At the end of August, the first hints of the Aurora Borealis begin to appear with the darkness that slowly descends on Iceland in the evening. The Northern Lights are a natural phenomenon that fills the night sky with almost supernatural colors. You can join an excursion or go alone on the Aurora hunt.

Activities and events are everywhere in the four corners of the island in August and in particular in the Icelandic capital. They are gearing up for a winter that is never far away. Þjóðhátíð is the most anticipated event of the month, maybe even of the summer! The festival of merchants – Verslunarmannahelgi in Icelandic – brings together crowds from all over Iceland on the first weekend of the month. The biggest festival takes place on the Westman Islands. You can reach it by boat from Landeyjahöfn in the south of the main island. It's located just a few hours drive from Reykjavík. Remember to book your accommodation well in advance on these dates!
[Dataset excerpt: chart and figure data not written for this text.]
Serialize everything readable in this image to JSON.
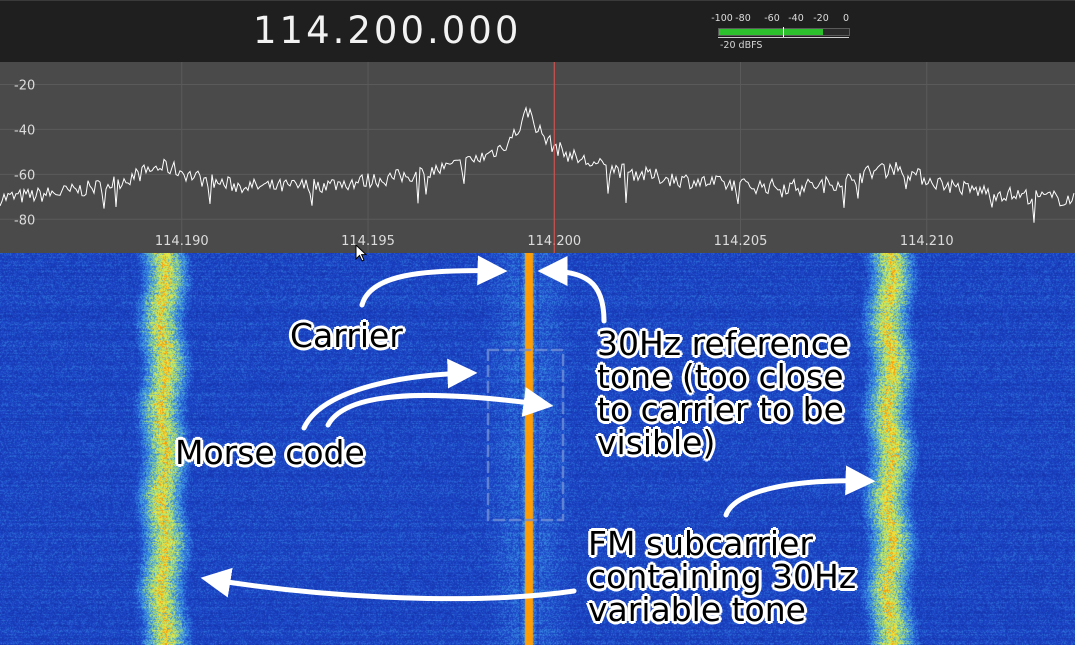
{
  "header": {
    "frequency": "114.200.000",
    "meter": {
      "ticks": [
        "-100",
        "-80",
        "-60",
        "-40",
        "-20",
        "0"
      ],
      "level_label": "-20 dBFS",
      "level_fraction": 0.8,
      "marker_fraction": 0.49
    }
  },
  "spectrum": {
    "y_axis": {
      "ticks": [
        "-20",
        "-40",
        "-60",
        "-80"
      ],
      "values": [
        -20,
        -40,
        -60,
        -80
      ],
      "range": [
        -10,
        -95
      ]
    },
    "x_axis": {
      "ticks": [
        "114.190",
        "114.195",
        "114.200",
        "114.205",
        "114.210"
      ],
      "values": [
        114.19,
        114.195,
        114.2,
        114.205,
        114.21
      ],
      "range": [
        114.18512,
        114.21398
      ]
    },
    "center_marker": 114.2,
    "noise_floor_db": -83,
    "peaks": [
      {
        "freq": 114.1895,
        "db": -57,
        "width": 0.0006
      },
      {
        "freq": 114.1993,
        "db": -32,
        "width": 0.00012
      },
      {
        "freq": 114.209,
        "db": -57,
        "width": 0.0006
      }
    ],
    "colors": {
      "background": "#4a4a4a",
      "trace": "#ffffff",
      "marker": "#e05050",
      "grid": "#5a5a5a"
    }
  },
  "waterfall": {
    "colors": {
      "floor": "#1a3fb0",
      "band": "#e8f04a",
      "carrier": "#ff9a00"
    },
    "sidebands": [
      114.1895,
      114.209
    ],
    "carrier": 114.1993
  },
  "annotations": {
    "carrier": "Carrier",
    "reference_tone": "30Hz reference\ntone (too close\nto carrier to be\nvisible)",
    "morse": "Morse code",
    "fm_subcarrier": "FM subcarrier\ncontaining 30Hz\nvariable tone"
  }
}
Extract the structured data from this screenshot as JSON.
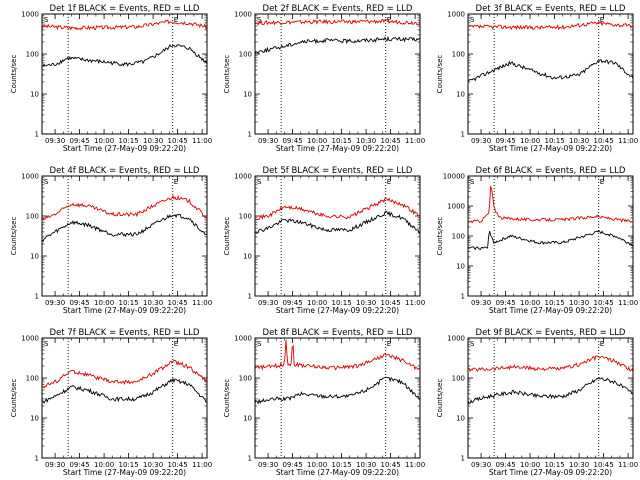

Woman in large crowd at festival in Iceland

The Dalvík Fish Festival in northern Iceland is held in early August and has gathered over 30,000 people in recent years. That's ten times the usual population of this small town. In mid-August, you can also enjoy fireworks near the glacial lake of Jökulsárlon. It's quite the show!

Iceland's capital Reykjavik features a myriad of events. The Innipukinn Festival takes place on the first weekend of August, followed by gay pride, the dance festival, the jazz festival, the Lókal theater festival and the Reykjavík Marathon. Gay pride is a very popular event during which 100,000 locals and tourists take part in the festivities. It's a family holiday full of good spirit where the Icelanders celebrate diversity and freedom. Gay pride attracts as many, or more, people as Culture Night, during which the city's museums and cultural spots stay open all night.